Numa terra de "santos" – (e outros tantos "pecadores") - ali ao lado no Cine São Pedro, depois dos "Canhões de São Sebastião", com Anthony Quinn, em matinée não aconselhável a menores de 13 anos, outras peças de artilharia ficariam em sentido, com sessão dupla, do "Garganta Funda" na soirée a dois passos daqueles preliminares tão pueris. Sim só o podiam ser quando por comparação, - e tudo na vida se mede por comparação -, quando a página do pasquim local, no cartaz das sessões de cinema, sob o título do clássico da malograda Linda Lovelace "advertia" : "avisamos o exmo público que este filme é imoral e pornográfico. Com este aviso não pretendemos fazer publicidade, pelo contrário, aconselhamos o público a não ver este filme. No entanto dentro dum conceito de liberdade, para aquele espectador mais exigente, apresentamos o filme com o objectivo de o levar a saber meditar naquilo que deve ou não deve ver". À escala da puberdade não lhe fora dado "saber meditar" sobre o que "devia ou não ver" !? Só se lamentava de não ver mais detalhes dos rendilhados dela quando


a tela do ecrã escurecia com uma passagem menos luminosa. Esse momento era a senha para que o par do lado, "dando-lhe sempre em quente", engrenasse a respectiva caixa de velocidades manual, dando prego a fundo até à curva mais próxima a cada segundo de escuridão que o túnel do cinema consentia. A anos-luz dessa penumbra tinha agora consciência do ridículo daquele teenager daydreaming, e não havia nada mais mainstream, como uma pastilha elástica, do que o "Grease" e o sonho de uma noite de verão americana. Entre discos perdidos encontrara a banda sonora do filme em duplo-vinil. Entalado entre outros discos de época, mais concretamente o "American Prayer", desse intemporal pregador dionisíaco que sempre seria Jim Morrison, e o "Parallel Lines", dessa diva da pop que sempre seria Debbie Harry, ambos de 1978, lá estava a banda sonora do "Grease". Morrison imortalizara-se aos 27 numa morte misteriosa, Debbie Harry desmazelara-se com a idade e fez um obsceno comeback com uma cançoneta em que, entre inanidades, repetia o mesmo refrão : "Maria...you got to see her" ! Patético e deprimente. Tão inútil quanto a banda sonora do "Grease". Porém, não era de todo inútil pois por um acaso, no invólucro de um dos discos, encontrou um recorte da Debbie Harry contemplando o esplendor da sua melhor juventude.
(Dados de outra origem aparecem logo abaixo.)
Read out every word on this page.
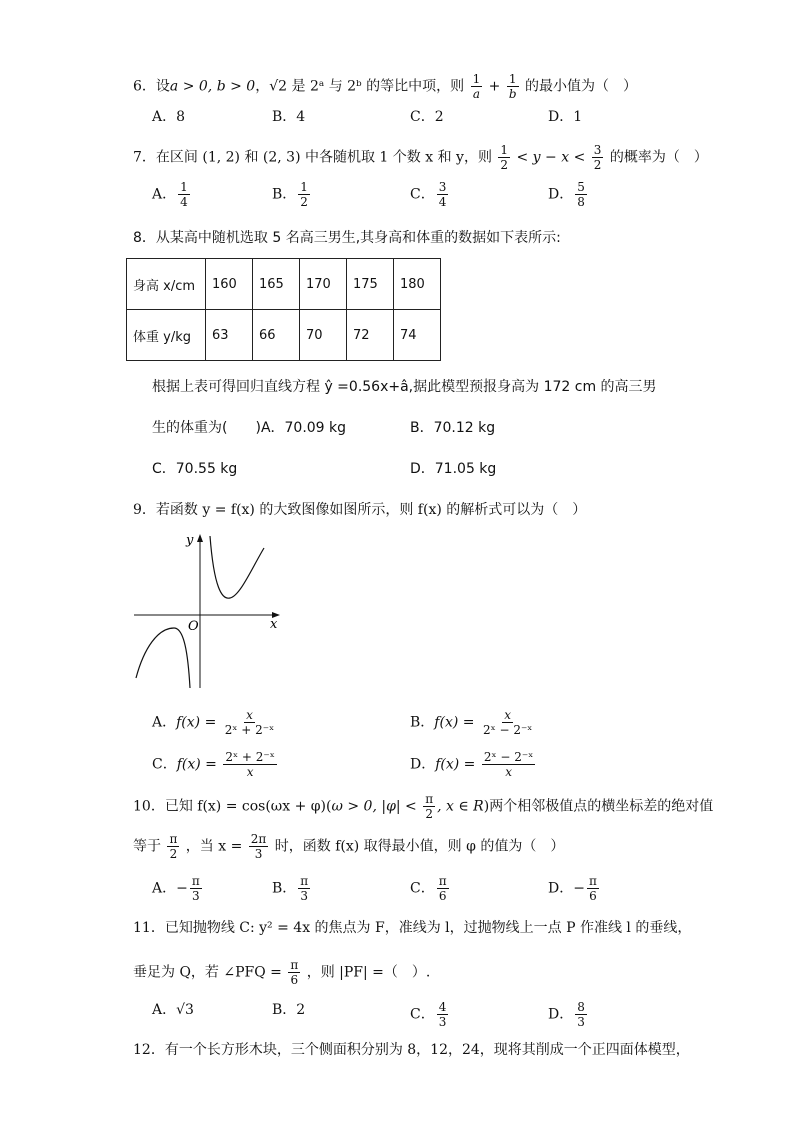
6．设a > 0, b > 0，√2 是 2ᵃ 与 2ᵇ 的等比中项，则 $\frac{1}{a} + \frac{1}{b}$ 的最小值为（　）
A．8	B．4	C．2	D．1
7．在区间 (1, 2) 和 (2, 3) 中各随机取 1 个数 x 和 y，则 $\frac{1}{2} < y - x < \frac{3}{2}$ 的概率为（　）
A． $\frac{1}{4}$	B． $\frac{1}{2}$	C． $\frac{3}{4}$	D． $\frac{5}{8}$
8．从某高中随机选取 5 名高三男生,其身高和体重的数据如下表所示:
身高 x/cm	160	165	170	175	180
体重 y/kg	63	66	70	72	74
根据上表可得回归直线方程 ŷ =0.56x+â,据此模型预报身高为 172 cm 的高三男
生的体重为(　　)A．70.09 kg	B．70.12 kg
C．70.55 kg	D．71.05 kg
9．若函数 y = f(x) 的大致图像如图所示，则 f(x) 的解析式可以为（　）
y
x
O
A．$f(x) = \frac{x}{\text{2ˣ + 2⁻ˣ}}$	B．$f(x) = \frac{x}{\text{2ˣ − 2⁻ˣ}}$
C．$f(x) = \frac{\text{2ˣ + 2⁻ˣ}}{x}$	D．$f(x) = \frac{\text{2ˣ − 2⁻ˣ}}{x}$
10．已知 f(x) = cos(ωx + φ)(ω > 0, $|\varphi| < \frac{\pi}{2}$ , x ∈ R)两个相邻极值点的横坐标差的绝对值
等于 $\frac{\pi}{2}$ ，当 $x = \frac{2\pi}{3}$ 时，函数 f(x) 取得最小值，则 φ 的值为（　）
A．− $\frac{\pi}{3}$	B． $\frac{\pi}{3}$	C． $\frac{\pi}{6}$	D．− $\frac{\pi}{6}$
11．已知抛物线 C: y² = 4x 的焦点为 F，准线为 l，过抛物线上一点 P 作准线 l 的垂线，
垂足为 Q，若 ∠PFQ = $\frac{\pi}{6}$ ，则 |PF| =（　）.
A．√3	B．2	C． $\frac{4}{3}$	D． $\frac{8}{3}$
12．有一个长方形木块，三个侧面积分别为 8，12，24，现将其削成一个正四面体模型，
Resolveu acompanhar aquela imagem da "Blondie" com um bourbon...sem gelo como é de Homem. Arrumou o duplo LP com a pastelona banda sonora do "Grease" e meteu-a num envelope do correio que, no dia seguinte, endossaria para ela como um teaser para a memória daquela matinée. Subliminarmente atiçado pela "Blondie" viçosa, e não pela matrona rançosa que regressara "à vida" para compor as royalties da sua reforma, recordou-se daquele single catchy como um canto de sereia lançado na classe de 80. "Call Me" ! "Call me on the line/ Call me, call me anytime/ Call me my love you can call me any day or night/ Call me/ Cover me with kisses, baby/ Cover me with love...I’ll never get enough." Ummm ! O aguilhão da nostalgia picava-o e sentiu a crescer nele o desejo de lhe ligar. Atenuou o mesmo e fustigou-se com uma plangente "Sonata de Kreutzer" de Beethoven. Quando acabasse o bourbon, com ou sem "sonata", fecharia o envelope que lhe remeteria no dia seguinte por correio azul e selado, não com brilhantina, mas com a viscosidade da saliva agridoce aquecida pelo shot de Jack Daniels em saúde e memória à Debbiezinha. "Oi Debbiezinha...lembra do animal ?" Damn ! Essa era outra canção, dum tal Gabriel o Pensador, rodopiando no carrossel da sua memória, mas em fundo, num mashup inconsciente, ficara no arquivo do soundcloud a pancada dos Blondie a provocar-lhe : "Call Me" !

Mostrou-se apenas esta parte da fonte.